DanyEle commented 5 years ago

Getting the first network interface is indeed a good idea. I just tried to boot Wireshark and it detect my wlan Interface as my network interface.

About your second point I can't really say, since I don't know those methods or attributes. The way I checked the traffic sent in Wireshark was by setting a filter for the traffic sent (assuming 8777 is alice's port) tcp.port == 8777 And after data was transmitted, I would click on Statistics --> Capture File Properties and look under "Captured" for a count of the data transmitted over that port. That included ACKs and re-transmission attempts' data too though.

kakirastern commented 5 years ago

Thanks for the tip! I did some experimenting on my own laptop and found that I needed to specify the interface used for my setup to work, otherwise an error dumpcap: There is no interface with that adapter index would be thrown. For my interface setting I used en0 for my WiFi connection. So I will modify the code to be as follows:

@staticmethod
def get_packet_info(interface=None):
    """
    Returns the size of the serialized data using Wireshark.

    Args:
        interface: A string. Name of the interface to sniff on.

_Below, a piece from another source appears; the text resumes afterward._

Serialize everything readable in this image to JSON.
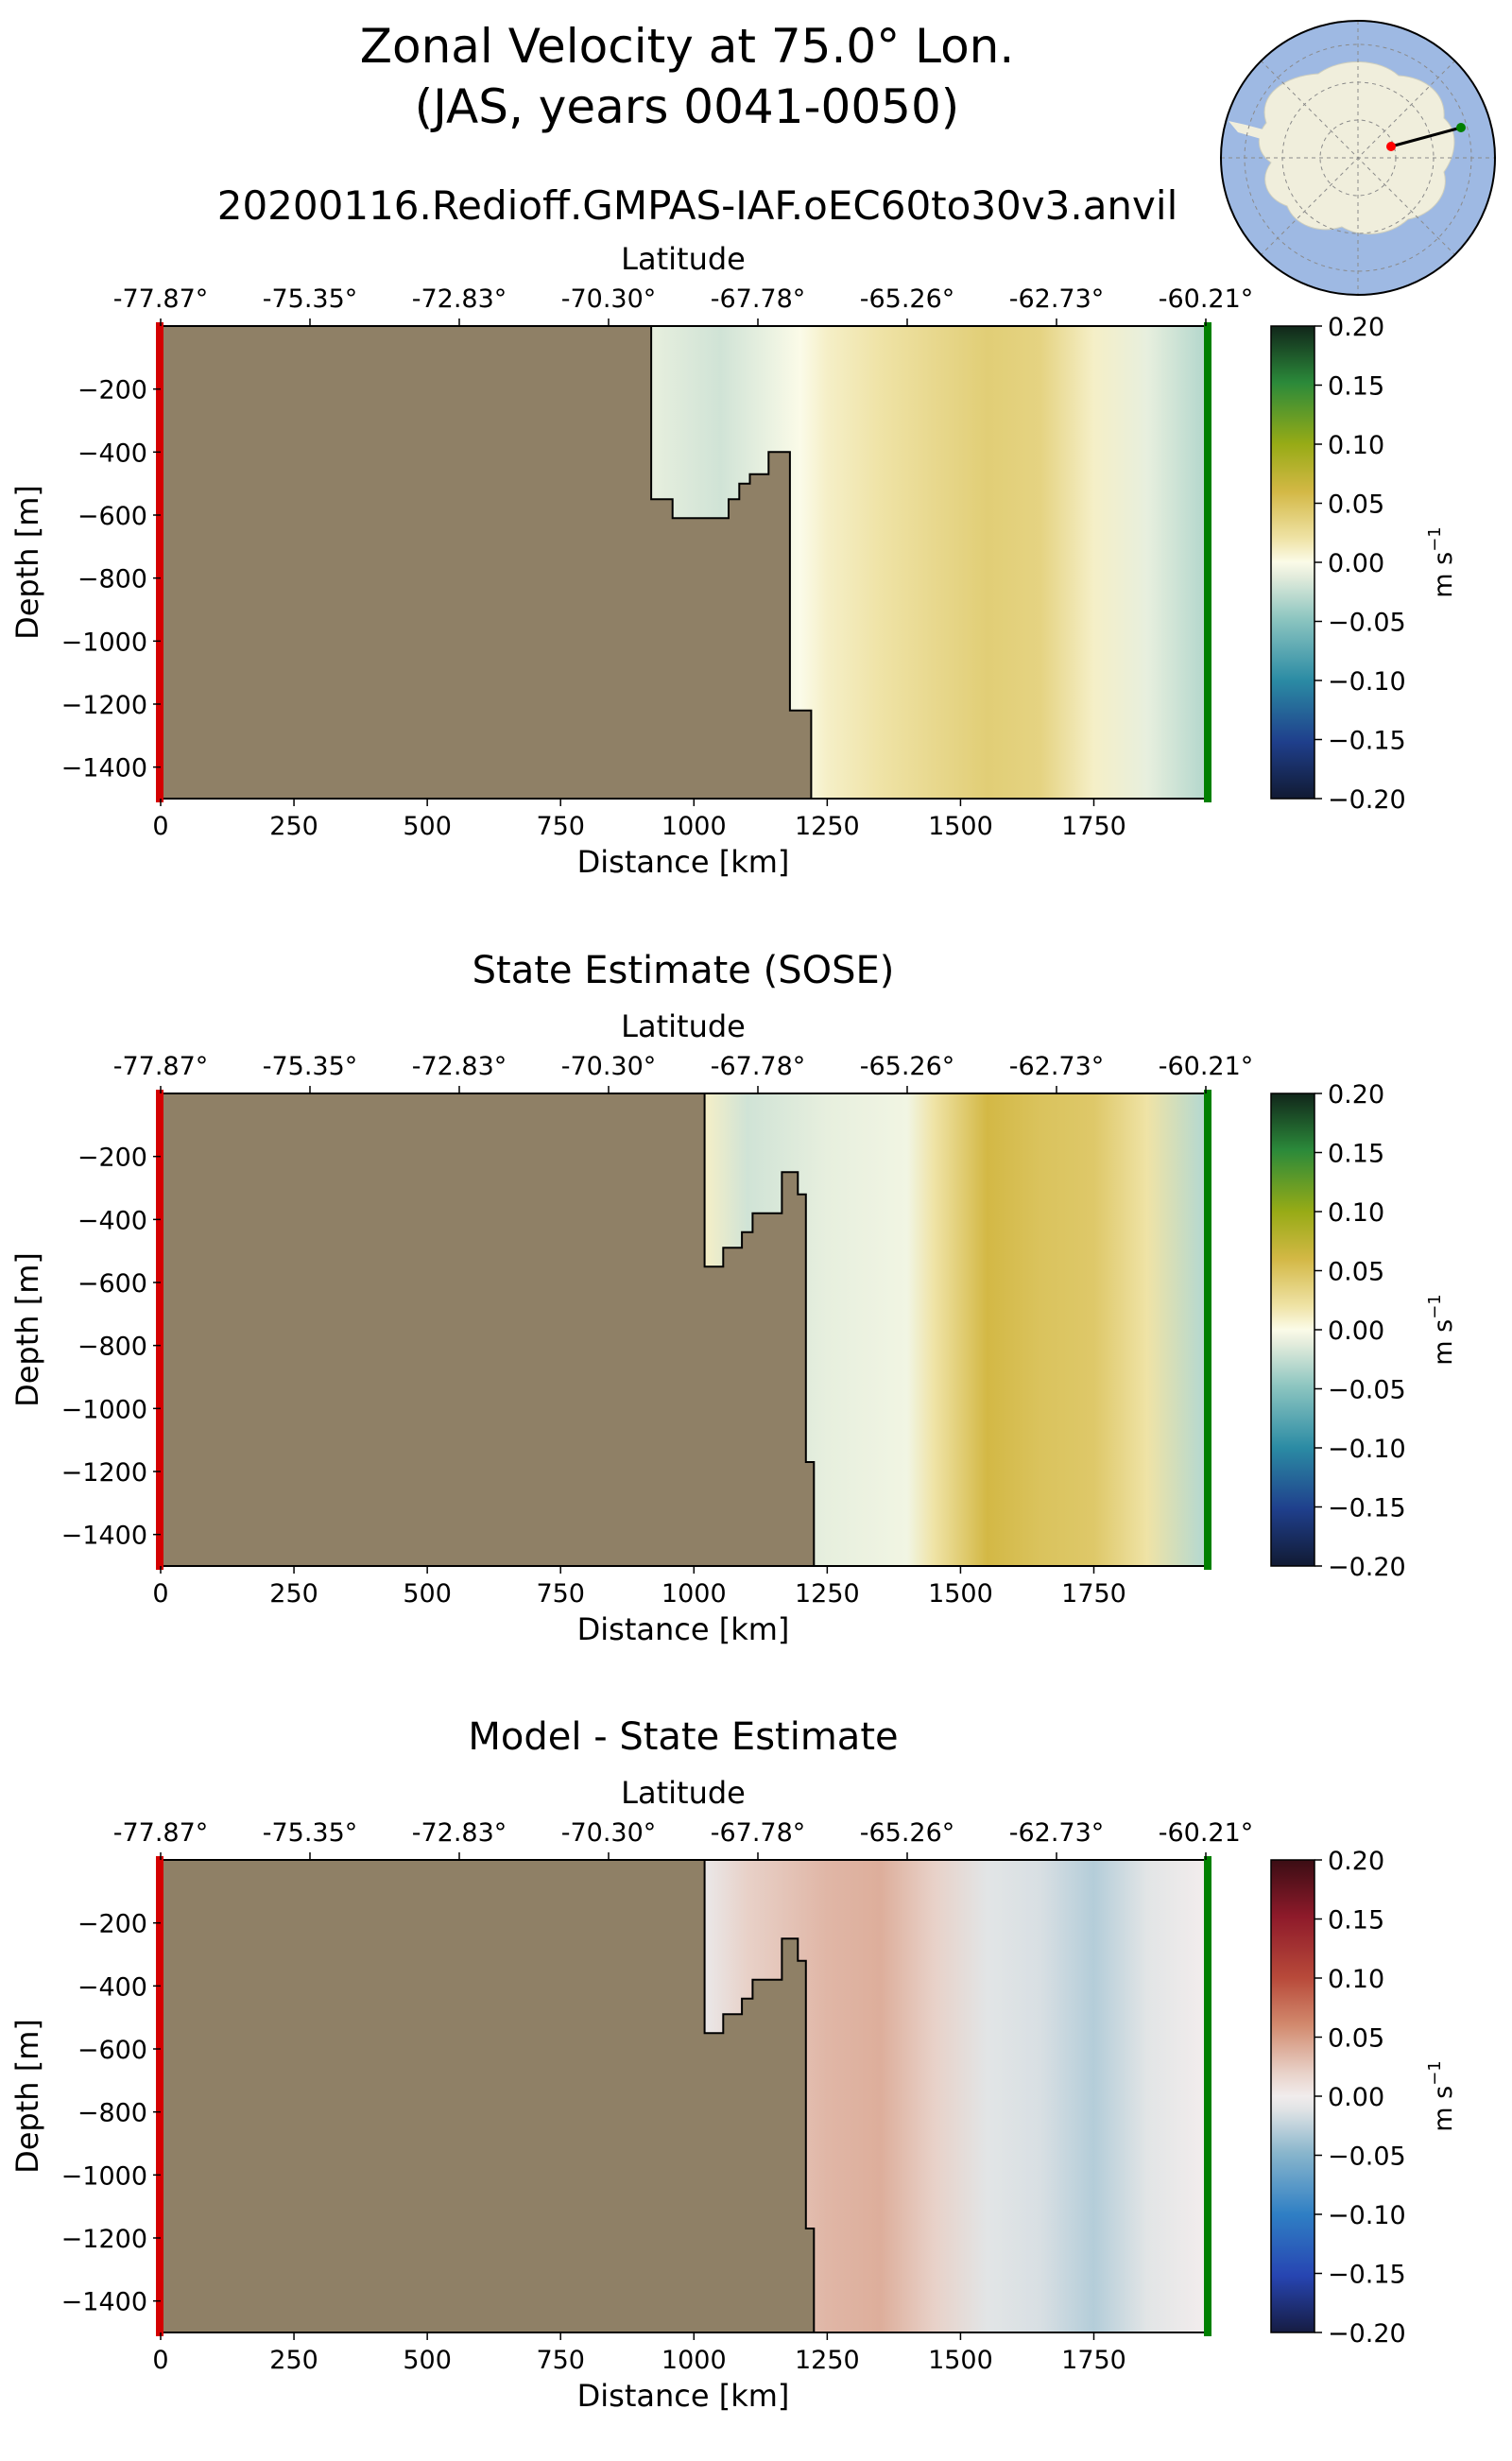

    Returns: Size of the packet sent over WebSockets in a given event.
    """
    if interface is None:
        raise Exception("Please provide the interface used.")
    else:
        capture = pyshark.LiveCapture(interface=interface)
        capture.sniff(timeout=60)
        for packet in capture:
            try:
                packet_info = packet.pretty_print()
            except:
                raise Exception("Cannot determine packet info.")
        return packet_info

I also found out that I cannot do something like packet.tcp.data as the data attribute for tcp does not exist, or at least not anymore. I can do something like packet.tcp.pretty_print. If I stick to the former, i.e. packet.pretty_print(), I would get info for all three layers including eth, ip, tcp. If I go with the latter then only the info regarding the tcp layer would be generated for output. Is there a preference as to whether only the tcp packets are outputted? I could change the code again if this latter approach is preferred.

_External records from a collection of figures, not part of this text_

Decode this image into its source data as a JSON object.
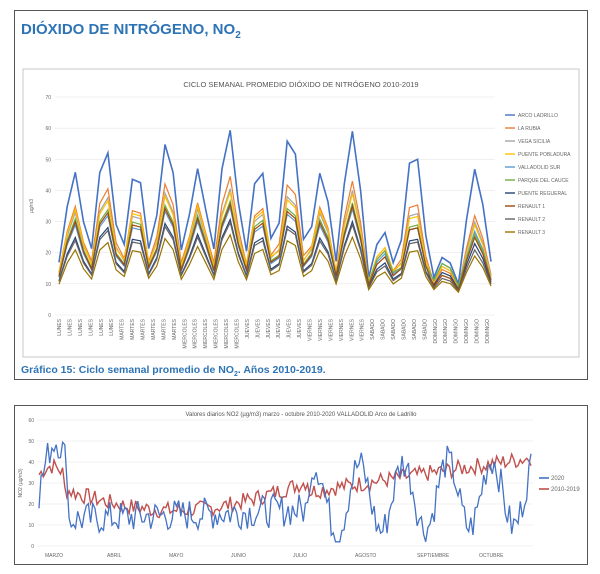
{
  "header": {
    "title": "DIÓXIDO DE NITRÓGENO, NO",
    "title_sub": "2"
  },
  "caption": {
    "text": "Gráfico 15: Ciclo semanal promedio de NO",
    "sub": "2",
    "suffix": ". Años 2010-2019."
  },
  "chart_data": [
    {
      "type": "line",
      "title": "CICLO SEMANAL PROMEDIO DIÓXIDO DE NITRÓGENO 2010-2019",
      "ylabel": "µg/m3",
      "ylim": [
        0,
        70
      ],
      "yticks": [
        0,
        10,
        20,
        30,
        40,
        50,
        60,
        70
      ],
      "n_points": 54,
      "x_tick_labels": [
        "LUNES",
        "LUNES",
        "LUNES",
        "LUNES",
        "LUNES",
        "LUNES",
        "MARTES",
        "MARTES",
        "MARTES",
        "MARTES",
        "MARTES",
        "MARTES",
        "MIERCOLES",
        "MIERCOLES",
        "MIERCOLES",
        "MIERCOLES",
        "MIERCOLES",
        "MIERCOLES",
        "JUEVES",
        "JUEVES",
        "JUEVES",
        "JUEVES",
        "JUEVES",
        "JUEVES",
        "VIERNES",
        "VIERNES",
        "VIERNES",
        "VIERNES",
        "VIERNES",
        "VIERNES",
        "SABADO",
        "SABADO",
        "SABADO",
        "SABADO",
        "SABADO",
        "SABADO",
        "DOMINGO",
        "DOMINGO",
        "DOMINGO",
        "DOMINGO",
        "DOMINGO",
        "DOMINGO"
      ],
      "series": [
        {
          "name": "ARCO LADRILLO",
          "color": "#4472c4",
          "peaks": [
            46,
            54,
            47,
            56,
            47,
            60,
            48,
            59,
            46,
            59,
            27,
            54,
            19,
            47
          ]
        },
        {
          "name": "LA RUBIA",
          "color": "#ed7d31",
          "peaks": [
            35,
            42,
            36,
            43,
            36,
            45,
            36,
            44,
            35,
            43,
            22,
            38,
            15,
            32
          ]
        },
        {
          "name": "VEGA SICILIA",
          "color": "#a5a5a5",
          "peaks": [
            33,
            39,
            34,
            40,
            34,
            41,
            34,
            40,
            33,
            40,
            21,
            35,
            16,
            30
          ]
        },
        {
          "name": "PUENTE POBLADURA",
          "color": "#ffc000",
          "peaks": [
            34,
            38,
            35,
            39,
            35,
            40,
            35,
            39,
            34,
            39,
            22,
            34,
            16,
            29
          ]
        },
        {
          "name": "VALLADOLID SUR",
          "color": "#5b9bd5",
          "peaks": [
            29,
            33,
            30,
            34,
            30,
            35,
            30,
            34,
            29,
            34,
            20,
            30,
            17,
            27
          ]
        },
        {
          "name": "PARQUE DEL CAUCE",
          "color": "#70ad47",
          "peaks": [
            31,
            35,
            32,
            36,
            32,
            37,
            32,
            36,
            31,
            36,
            21,
            31,
            17,
            26
          ]
        },
        {
          "name": "PUENTE REGUERAL",
          "color": "#264478",
          "peaks": [
            25,
            29,
            26,
            30,
            26,
            31,
            26,
            30,
            25,
            30,
            17,
            26,
            14,
            23
          ]
        },
        {
          "name": "RENAULT 1",
          "color": "#9e480e",
          "peaks": [
            30,
            34,
            31,
            35,
            31,
            36,
            31,
            35,
            30,
            35,
            19,
            30,
            13,
            25
          ]
        },
        {
          "name": "RENAULT 2",
          "color": "#636363",
          "peaks": [
            24,
            28,
            25,
            29,
            25,
            30,
            25,
            29,
            24,
            29,
            16,
            25,
            12,
            21
          ]
        },
        {
          "name": "RENAULT 3",
          "color": "#997300",
          "peaks": [
            21,
            24,
            22,
            25,
            22,
            26,
            22,
            25,
            21,
            25,
            14,
            22,
            11,
            19
          ]
        }
      ]
    },
    {
      "type": "line",
      "title": "Valores diarios NO2 (µg/m3) marzo - octubre 2010-2020 VALLADOLID Arco de Ladrillo",
      "ylabel": "NO2 (µg/m3)",
      "ylim": [
        0,
        60
      ],
      "yticks": [
        0,
        10,
        20,
        30,
        40,
        50,
        60
      ],
      "x_tick_labels": [
        "MARZO",
        "ABRIL",
        "MAYO",
        "JUNIO",
        "JULIO",
        "AGOSTO",
        "SEPTIEMBRE",
        "OCTUBRE"
      ],
      "series": [
        {
          "name": "2020",
          "color": "#4472c4"
        },
        {
          "name": "2010-2019",
          "color": "#c0504d"
        }
      ]
    }
  ]
}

kakirastern commented 5 years ago

And I am guessing if I would like pyshark to detect the network interface I would need to pass the tshark_path argument to the LiveCapture method to specify the path of the tshark binary as a basic requirement.

Moreover, I think I should definitely add the following arguments to the get_data_info function if suitable for the desired purposes:

* bpf_filter: BPF filter to use on packets.
* display_filter: Display (wireshark) filter to use.
* only_summaries: Only produce packet summaries, much faster but includes very little information
* disable_protocol: Disable detection of a protocol (tshark > version 2)
* decryption_key: Key used to encrypt and decrypt captured traffic.
* encryption_type: Standard of encryption used in captured traffic (must be either 'WEP', 'WPA-PWD', or 'WPA-PWK'. Defaults to WPA-PWK).
* tshark_path: Path of the tshark binary
* output_file: Additionally save captured packets to this file.

Will follow up on PR #2360 from this point onwards.